Ring size refers to the thickness of a cigar and is based on an inch divided by 64 - so a ring size of 32 will be half an inch thick, 48 will be three quarters of an inch thick etc. This ring size combined with the length gives you the Vitola - a shorthand for the size of a cigar. It is these violas which have become the names synonymous with cigar sizes.
There are many sizes of cigar but the most popular are:
Petit Corona (5 1/8” x 42 ring gauge or 129 mm x 16.5 mm diameter) 30 mins to smoke.
Corona (5 5/8” x 42 or 142 mm x 16.5mm diameter) 30+ mins to smoke.
Robusto (4 7/8” x 50 or 24 mm x 20 mm diameter) 45+ mins to smoke.
Churchill (7” x 47 or 178 mm x 18.5mm diameter) 60 mins to smoke.
Double Corona (7 5/8” x 49 or 194 mm x 19.45 mm diameter) 75+ mins to smoke.
The end should be cleanly removed by a cigar cutter.
Cigars should ideally always be lit by a wooden match - never use a candle or petrol lighter as this will taint the flavour of the cigar.
Take your time to light your cigar, hold it at 90° to the flame rotating it until it is well lit.

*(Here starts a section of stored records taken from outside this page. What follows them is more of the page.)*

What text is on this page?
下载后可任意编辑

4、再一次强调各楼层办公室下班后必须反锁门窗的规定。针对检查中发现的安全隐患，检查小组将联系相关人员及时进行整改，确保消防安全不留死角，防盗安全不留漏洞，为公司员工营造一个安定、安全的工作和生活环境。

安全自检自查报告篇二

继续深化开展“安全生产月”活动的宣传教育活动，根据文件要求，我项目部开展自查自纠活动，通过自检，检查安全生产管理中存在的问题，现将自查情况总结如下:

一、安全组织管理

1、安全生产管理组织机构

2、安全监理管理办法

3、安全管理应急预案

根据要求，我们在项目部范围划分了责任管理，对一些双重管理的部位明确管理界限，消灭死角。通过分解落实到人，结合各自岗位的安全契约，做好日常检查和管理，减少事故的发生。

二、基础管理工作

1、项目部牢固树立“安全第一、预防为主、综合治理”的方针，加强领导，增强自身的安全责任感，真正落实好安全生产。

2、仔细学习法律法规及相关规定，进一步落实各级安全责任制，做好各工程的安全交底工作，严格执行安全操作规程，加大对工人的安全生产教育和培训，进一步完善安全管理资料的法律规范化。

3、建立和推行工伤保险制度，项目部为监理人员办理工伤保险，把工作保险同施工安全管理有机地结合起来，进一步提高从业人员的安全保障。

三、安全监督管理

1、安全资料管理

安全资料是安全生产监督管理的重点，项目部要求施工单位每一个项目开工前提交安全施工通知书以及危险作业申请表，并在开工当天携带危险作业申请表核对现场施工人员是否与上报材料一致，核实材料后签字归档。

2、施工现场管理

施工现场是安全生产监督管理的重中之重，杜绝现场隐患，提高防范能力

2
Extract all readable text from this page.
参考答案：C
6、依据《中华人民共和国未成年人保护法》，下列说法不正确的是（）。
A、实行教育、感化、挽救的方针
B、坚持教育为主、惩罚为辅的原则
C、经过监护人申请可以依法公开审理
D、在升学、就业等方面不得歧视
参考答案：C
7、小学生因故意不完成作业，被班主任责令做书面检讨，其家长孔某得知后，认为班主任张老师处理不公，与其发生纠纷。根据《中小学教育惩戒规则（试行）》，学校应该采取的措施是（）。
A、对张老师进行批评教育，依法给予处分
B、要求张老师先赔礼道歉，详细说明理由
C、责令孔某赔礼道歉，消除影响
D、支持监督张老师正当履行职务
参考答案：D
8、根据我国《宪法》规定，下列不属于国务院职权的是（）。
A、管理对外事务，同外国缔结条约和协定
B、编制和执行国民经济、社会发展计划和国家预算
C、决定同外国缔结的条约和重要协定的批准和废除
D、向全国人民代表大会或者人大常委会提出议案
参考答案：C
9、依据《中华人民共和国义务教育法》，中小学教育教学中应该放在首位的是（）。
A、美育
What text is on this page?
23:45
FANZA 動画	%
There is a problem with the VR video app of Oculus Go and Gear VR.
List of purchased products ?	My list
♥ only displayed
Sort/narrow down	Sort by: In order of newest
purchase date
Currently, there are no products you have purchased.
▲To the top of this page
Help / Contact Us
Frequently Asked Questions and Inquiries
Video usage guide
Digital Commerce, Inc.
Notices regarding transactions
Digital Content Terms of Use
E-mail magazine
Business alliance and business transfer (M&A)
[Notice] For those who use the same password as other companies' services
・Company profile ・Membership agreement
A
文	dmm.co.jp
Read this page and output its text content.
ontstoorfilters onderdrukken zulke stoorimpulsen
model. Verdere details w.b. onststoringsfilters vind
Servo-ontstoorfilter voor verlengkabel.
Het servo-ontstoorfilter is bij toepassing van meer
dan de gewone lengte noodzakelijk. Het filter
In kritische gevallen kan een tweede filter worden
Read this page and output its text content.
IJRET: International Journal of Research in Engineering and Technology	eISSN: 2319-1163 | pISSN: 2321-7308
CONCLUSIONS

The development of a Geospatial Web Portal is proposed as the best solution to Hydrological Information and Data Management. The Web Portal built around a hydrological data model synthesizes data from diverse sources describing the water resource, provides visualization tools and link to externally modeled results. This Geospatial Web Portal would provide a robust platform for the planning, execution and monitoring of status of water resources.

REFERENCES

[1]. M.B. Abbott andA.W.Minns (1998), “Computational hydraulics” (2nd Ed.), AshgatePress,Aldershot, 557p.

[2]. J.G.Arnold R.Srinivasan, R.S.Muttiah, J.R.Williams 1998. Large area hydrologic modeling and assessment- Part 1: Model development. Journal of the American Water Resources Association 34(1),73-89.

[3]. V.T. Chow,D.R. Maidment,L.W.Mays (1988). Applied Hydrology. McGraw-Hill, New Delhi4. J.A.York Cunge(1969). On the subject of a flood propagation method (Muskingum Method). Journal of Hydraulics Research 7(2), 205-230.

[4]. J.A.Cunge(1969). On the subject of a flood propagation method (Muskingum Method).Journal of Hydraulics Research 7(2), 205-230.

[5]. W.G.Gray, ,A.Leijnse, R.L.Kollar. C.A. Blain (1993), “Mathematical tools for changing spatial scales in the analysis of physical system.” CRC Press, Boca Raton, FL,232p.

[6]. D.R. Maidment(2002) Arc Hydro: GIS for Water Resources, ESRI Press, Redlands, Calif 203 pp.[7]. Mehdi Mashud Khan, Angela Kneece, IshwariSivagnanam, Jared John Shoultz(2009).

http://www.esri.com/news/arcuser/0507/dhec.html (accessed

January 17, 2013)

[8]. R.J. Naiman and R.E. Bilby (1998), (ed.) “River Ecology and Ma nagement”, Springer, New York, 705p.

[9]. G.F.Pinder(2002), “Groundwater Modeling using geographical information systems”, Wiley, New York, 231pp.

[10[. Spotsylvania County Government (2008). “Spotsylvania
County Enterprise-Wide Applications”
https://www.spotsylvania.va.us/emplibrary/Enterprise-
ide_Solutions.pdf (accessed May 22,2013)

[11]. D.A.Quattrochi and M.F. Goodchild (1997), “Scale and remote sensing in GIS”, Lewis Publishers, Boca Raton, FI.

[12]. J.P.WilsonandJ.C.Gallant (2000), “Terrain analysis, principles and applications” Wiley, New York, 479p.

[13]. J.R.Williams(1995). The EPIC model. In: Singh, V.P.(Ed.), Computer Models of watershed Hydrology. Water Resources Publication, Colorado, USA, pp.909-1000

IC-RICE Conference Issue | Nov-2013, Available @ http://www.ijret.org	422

Unlike cigarettes you do not inhale the smoke from a cigar, you draw the smoke from the cigar into your mouth and then exhale. The flavour from the cigar will be captured by your taste buds.
Like brandy, cigars should be enjoyed slowly, drawing too hard on a cigar can make it burn too hot ruining the flavour.
You don’t need to knock the ash off - it’ll drop when it’s ready.
The larger the cigar the cooler it will burn - but remember size is no guide to strength or flavour.
Remember, your cigar has been through many experienced hands to produce - from the farmer who grew the tobacco, to being hand picked, graded, aged and finally rolled.